Quando Davi Kopenawa fala da queda do céu e da paixão do povo branco pela mercadoria (Kopenawa & Albert, 2015), está também denunciando as consequências da colonialidade sobre os modos de vida dos povos originários e tradicionais e sobre o próprio mundo dos fóg (não indígena), que ameaça ruir diante de uma sobreposição de crises: política, econômica, tecnológica, epistemológica, ecológica e imaginativa.
As preocupações dos povos originários demandam ações, como a formação de profissionais em saúde mental, para discutir os problemas de sofrimento das aldeias indígenas, em conjunto com os líderes espirituais, assim como a comunidade como um todo, visto que é imprescindível considerar os modos de ser e viver de cada etnia e seus territórios, além da riqueza cultural que temos, que ainda é muito desconhecida por profissionais da selva de pedra.
Acabam perpetuando a invisibilidade dos modos de ser e viver indígena na cidade. Estar em contato com a natureza é sinônimo de saúde, assim como tomar um banho de rio se refere a um momento terapêutico em nossos corpos-território.
Na selva de pedras adoecemos mais.
A psicologia das florestas envolve todos esses aspectos, muito mais amplos, corpo, mente, espiritualidade, saberes ancestrais e os modos de ser e viver indígena, tudo está conectado.
Pensamentos e sonhos ruins, compartilhe com a parenta pedra para que ela deixe estagnado e o vento não ouça.

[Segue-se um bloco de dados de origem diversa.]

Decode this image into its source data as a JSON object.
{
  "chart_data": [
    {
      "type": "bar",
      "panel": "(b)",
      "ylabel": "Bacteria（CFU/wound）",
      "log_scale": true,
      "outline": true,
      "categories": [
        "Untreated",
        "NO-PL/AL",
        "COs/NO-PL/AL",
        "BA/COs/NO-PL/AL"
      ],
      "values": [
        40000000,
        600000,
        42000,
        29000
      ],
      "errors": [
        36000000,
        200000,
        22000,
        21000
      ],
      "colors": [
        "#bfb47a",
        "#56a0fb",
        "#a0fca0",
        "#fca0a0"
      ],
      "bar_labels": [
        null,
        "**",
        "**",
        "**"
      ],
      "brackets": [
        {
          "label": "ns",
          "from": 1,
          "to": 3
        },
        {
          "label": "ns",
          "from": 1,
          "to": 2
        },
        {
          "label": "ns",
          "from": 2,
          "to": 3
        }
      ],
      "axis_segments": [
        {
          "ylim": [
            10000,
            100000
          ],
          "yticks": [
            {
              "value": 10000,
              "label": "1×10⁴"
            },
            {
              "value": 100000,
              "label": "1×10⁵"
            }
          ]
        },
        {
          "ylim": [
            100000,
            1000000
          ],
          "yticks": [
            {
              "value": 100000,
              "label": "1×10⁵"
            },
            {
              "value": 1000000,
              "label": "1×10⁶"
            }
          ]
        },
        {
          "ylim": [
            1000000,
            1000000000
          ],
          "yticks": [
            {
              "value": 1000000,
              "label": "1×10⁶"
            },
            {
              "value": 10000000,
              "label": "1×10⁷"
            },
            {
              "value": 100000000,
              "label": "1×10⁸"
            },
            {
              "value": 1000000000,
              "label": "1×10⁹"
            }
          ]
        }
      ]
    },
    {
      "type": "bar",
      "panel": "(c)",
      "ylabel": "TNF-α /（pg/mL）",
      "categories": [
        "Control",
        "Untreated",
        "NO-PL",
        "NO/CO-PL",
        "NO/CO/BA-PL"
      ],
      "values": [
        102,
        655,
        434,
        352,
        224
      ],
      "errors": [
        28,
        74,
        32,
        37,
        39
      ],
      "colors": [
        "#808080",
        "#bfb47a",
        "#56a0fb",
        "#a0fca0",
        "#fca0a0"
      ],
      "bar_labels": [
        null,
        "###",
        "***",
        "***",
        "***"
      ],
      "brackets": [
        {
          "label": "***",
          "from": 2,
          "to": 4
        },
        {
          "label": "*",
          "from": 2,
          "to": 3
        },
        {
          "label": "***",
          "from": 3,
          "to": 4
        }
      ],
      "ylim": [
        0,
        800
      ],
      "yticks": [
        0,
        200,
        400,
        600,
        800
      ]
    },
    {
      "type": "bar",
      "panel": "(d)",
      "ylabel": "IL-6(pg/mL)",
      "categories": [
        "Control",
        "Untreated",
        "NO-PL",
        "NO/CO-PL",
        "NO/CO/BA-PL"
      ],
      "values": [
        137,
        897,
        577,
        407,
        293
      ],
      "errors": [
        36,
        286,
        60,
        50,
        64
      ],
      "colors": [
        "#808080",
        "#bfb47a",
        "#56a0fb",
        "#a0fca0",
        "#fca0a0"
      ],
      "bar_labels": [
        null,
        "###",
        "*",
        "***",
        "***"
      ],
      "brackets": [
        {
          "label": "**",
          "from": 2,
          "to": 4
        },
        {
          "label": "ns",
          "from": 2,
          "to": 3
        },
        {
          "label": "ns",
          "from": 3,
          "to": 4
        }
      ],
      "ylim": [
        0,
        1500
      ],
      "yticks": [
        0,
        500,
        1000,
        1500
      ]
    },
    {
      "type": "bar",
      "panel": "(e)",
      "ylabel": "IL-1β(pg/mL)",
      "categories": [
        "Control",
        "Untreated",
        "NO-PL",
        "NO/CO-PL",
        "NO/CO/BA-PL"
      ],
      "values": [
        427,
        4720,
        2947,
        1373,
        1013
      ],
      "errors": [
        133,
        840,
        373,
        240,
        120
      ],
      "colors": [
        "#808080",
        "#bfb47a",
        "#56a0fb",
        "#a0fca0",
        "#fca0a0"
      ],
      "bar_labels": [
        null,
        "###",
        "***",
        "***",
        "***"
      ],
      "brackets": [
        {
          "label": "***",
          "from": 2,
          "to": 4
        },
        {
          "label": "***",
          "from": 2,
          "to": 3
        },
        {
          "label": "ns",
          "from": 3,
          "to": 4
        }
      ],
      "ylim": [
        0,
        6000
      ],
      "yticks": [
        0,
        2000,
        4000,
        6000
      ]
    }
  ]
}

Torna-te forte com os pés descalços sobre a Mãe Terra e tudo o que ela produz.
Não somos parte da natureza, somos a própria natureza, somos nosso próprio remédio, ouça sua intuição e seja inteligente.
A psicologia das florestas é psicologia muito antes da própria psicologia se consolidar.
Há necessidade de integrar a psicologia ocidental com o conhecimento ancestral.
Antes da intervenção do fóg, o sofrimento mental já era trabalhado e tratado através da espiritualidade indígena nas comunidades, para que os benefícios dessas práticas hoje pudessem ser notadas e, portanto, as duas dimensões não deveriam ser separadas ou ignoradas.
Referências
Carvalho, R. N. de. (2020). Kanhgang Êg My Há: Para uma psicologia Kaingang. Trabalho de conclusão de graduação em Psicologia.
Domingos, Angélica. O bem viver Kaingang: Perspectivas de um modo de vida para construção de políticas sociais com os coletivos indígenas. 2016.
Dooren, T. van, Kirksey, E., & Münster, U. (2016). Estudos multiespécies: Cultivando artes de atentividade (S. Dias, Trad.). ClimaCom, 3(6), 39–66.
Nunes de Carvalho, R.; Maris Rosado, R.; Azevedo Neves da Silva, R. MULHERES SEMENTE, ÎNH KÓSIN VY ÎNH MRÉ KONÎN JÉ: EXPERIÊNCIAS DAS MÃES INDÍGENAS ESTUDANTES NA UNIVERSIDADE FEDERAL DO RIO GRANDE DO SUL. Espaço Ameríndio, Porto Alegre, v. 17, n. 2, p. 220–239, 2023. Disponível em: https://seer.ufrgs.br/index.php/EspacoAmerindio/article/view/132996. Acesso em: 14 ago. 2024.
Haraway, D. (2016). Staying with the trouble: Making kin in the Chthulucene. Duke University Press.
Puig de la Bellacasa, M. (2012). ‘Nothing Comes Without Its World’: Thinking with Care. The Sociological Review, 60(2), 197–216.
Kopenawa, D., & Albert, B. (2015). A queda do céu: Palavras de um xamã yanomami. Companhia das Letras.
Krenak, Ailton. Ideias para adiar o fim do mundo (Nova edição). Editora Companhia das letras, 2019.